Os viajantes devem ter precauções em áreas com transmissão da dengue, zika, chikungunya e febre amarela (o mosquito Aedes aegypti é o vetor em áreas urbanas). Se o seu destino for uma área com transmissão dessas doenças, é preciso adotar medidas de proteção individual, como utilização de repelente e uso de roupas que protejam as áreas do corpo mais expostas durante todo o período de viagem.

Viagem dentro do Brasil: antes de viajar, consulte no site do Sistema de Monitoramento da dengue, zika, chikungunya - INFODENGUE - sobre a situação epidemiológica local de casos de arboviroses no seu destino.

Em caso de dúvida, consulte a seção de orientação a viajantes no site da Anvisa.

Saúde do Viajante (ANVISA)

Os viajantes também devem evitar que na sua residência fiquem recipientes ou materiais que possam acumular água durante o período de viagem.

Uso de repelente 

Repelente em crianças

  • Menores de 6 meses: os repelentes devem ser evitados em bebês menores de 6 meses.

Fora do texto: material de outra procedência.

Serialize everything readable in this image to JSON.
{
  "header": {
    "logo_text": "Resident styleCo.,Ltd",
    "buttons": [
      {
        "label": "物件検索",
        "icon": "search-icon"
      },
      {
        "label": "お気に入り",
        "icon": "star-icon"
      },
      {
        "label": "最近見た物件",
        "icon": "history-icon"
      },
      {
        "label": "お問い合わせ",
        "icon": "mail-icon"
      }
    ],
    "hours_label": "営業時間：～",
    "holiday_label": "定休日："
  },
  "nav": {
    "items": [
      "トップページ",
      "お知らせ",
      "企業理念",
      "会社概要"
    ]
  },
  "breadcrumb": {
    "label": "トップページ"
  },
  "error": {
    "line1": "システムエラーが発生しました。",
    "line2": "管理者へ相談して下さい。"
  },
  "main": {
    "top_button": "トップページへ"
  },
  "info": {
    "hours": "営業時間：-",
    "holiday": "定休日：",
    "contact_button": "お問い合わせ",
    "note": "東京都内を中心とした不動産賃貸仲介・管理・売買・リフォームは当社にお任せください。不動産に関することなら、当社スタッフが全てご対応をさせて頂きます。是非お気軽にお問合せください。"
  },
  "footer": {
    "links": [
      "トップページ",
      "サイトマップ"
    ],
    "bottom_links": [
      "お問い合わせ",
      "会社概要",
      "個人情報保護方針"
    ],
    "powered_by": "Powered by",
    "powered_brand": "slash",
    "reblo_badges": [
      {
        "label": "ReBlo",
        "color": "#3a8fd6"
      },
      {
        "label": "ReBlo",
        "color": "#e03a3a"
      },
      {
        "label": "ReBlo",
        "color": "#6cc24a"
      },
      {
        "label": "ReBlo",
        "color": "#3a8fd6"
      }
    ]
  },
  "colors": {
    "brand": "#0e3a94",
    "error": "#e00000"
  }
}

Para protegê-los, recomenda-se que sejam usados macacões compridos ou calças.
  • Entre 6 meses e 2 anos: Princípio ativo IR 3535.
  • Maiores de 2 anos: Princípio ativo Deet, que pode ser usado no máximo em três aplicações diárias.
  • Dos 2 aos 12 anos: é possível usar compostos com a substância icaridina.
  • Acima de 12 anos: repelentes que contêm dietiltoluamida (somente para maiores de 12 anos).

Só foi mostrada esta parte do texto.